Typical NPK analysis 6-2-2
Cottonseed meal is a by-product of the cotton industry. After the cotton is pulled (ginned) from the boll the seed is crushed to extract the oil, what remains is further processed to become meal and is used as animal and plant food.
As a granular fertilizer it is an excellent source of organic plant nutrients. When incorporated into the garden soil it decomposes slowly releasing its rich supply of nitrogen, phosphorus, potash and numerous trace elements.
Because it is a slow-release, organic fertilizer, cottonseed meal is safe to use in all garden situations. It has a high organic matter content which helps to improve soil texture and build humus, it is good for loosening tight heavy soils and helps light sandy soils. It holds moisture and nutrients well, thus promoting long lasting plant growth.
Knowing the pH of your garden soil before adding fertilizer is always a smart move, especially with certain organic fertilizers. Cotton seed meal is one of these because it can lower the pH level of soil.
Soil pH - Here is the simple version.
The soil pH is a measure of the acidity or alkalinity in soils. It ranges from 0 to 14, with 7 being neutral.
A pH below 7 is acidic and above 7 is alkaline. The optimum pH range for most plants is between 5.5 and 7.0 with most but not all vegetable around 6.5 - 6.8
Cottonseed meal might be alright to use for permanent potted plants but as with many other slow release solid organic fertilizers they are not the best solution for fast growing vegetable seedlings.
It can be used alone or mixed with other organic or inorganic fertilizers. Alone it can be applied in liberal amounts because it will not burn even young seedlings, however if mixed with other ingredients that could change depending on the the properties of the ingredients added.
To help conserve soil moisture and prevent unwanted weeds cotton seed hulls can be used to mulch around plants.
Although the nitrogen in cotton seed meal is not fast acting it is still invaluable in the heap to supply some of the nitrogen needed in the decomposition process, with the added advantage of contributing phosphorus, potash and the numerous trace elements present in the meal.
While it is always better to soil test before adding fertilizer to the garden, below are some rough application rates for different garden situations.

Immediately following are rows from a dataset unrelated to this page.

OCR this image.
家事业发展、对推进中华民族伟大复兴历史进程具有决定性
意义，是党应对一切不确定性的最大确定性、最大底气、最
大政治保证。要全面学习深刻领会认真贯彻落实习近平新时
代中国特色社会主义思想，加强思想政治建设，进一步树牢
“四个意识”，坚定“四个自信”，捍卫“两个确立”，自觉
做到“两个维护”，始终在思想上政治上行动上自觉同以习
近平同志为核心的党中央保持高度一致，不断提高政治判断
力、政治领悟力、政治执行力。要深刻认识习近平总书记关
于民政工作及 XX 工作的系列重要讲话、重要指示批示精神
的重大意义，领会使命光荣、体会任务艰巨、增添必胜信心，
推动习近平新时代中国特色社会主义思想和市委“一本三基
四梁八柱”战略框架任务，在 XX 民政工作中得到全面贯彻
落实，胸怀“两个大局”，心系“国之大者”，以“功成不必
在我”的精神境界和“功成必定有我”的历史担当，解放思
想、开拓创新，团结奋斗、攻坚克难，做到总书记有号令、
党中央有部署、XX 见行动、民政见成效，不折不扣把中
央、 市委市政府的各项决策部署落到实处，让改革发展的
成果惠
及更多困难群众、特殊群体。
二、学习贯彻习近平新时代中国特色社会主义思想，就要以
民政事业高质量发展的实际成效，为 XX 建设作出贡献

light application for a garden that has been well maintained fertilizer wise is to till in 1-2 lb per 100 square feet.
Medium application for a garden that is in need of a boost is to till in 4-6 lb per 100 square feet.
Heavy application for a garden that is in poor shape, preferably applying after soil test, till in 10-12 lb per 100 square feet.
In all cases, work the meal into the soil with a tiller or spade in preparation for planting.
Seed meals, along with seaweed fertilizer and alfalfa fertilizer contain no animal products or by-products so are considered vegan friendly fertilizers.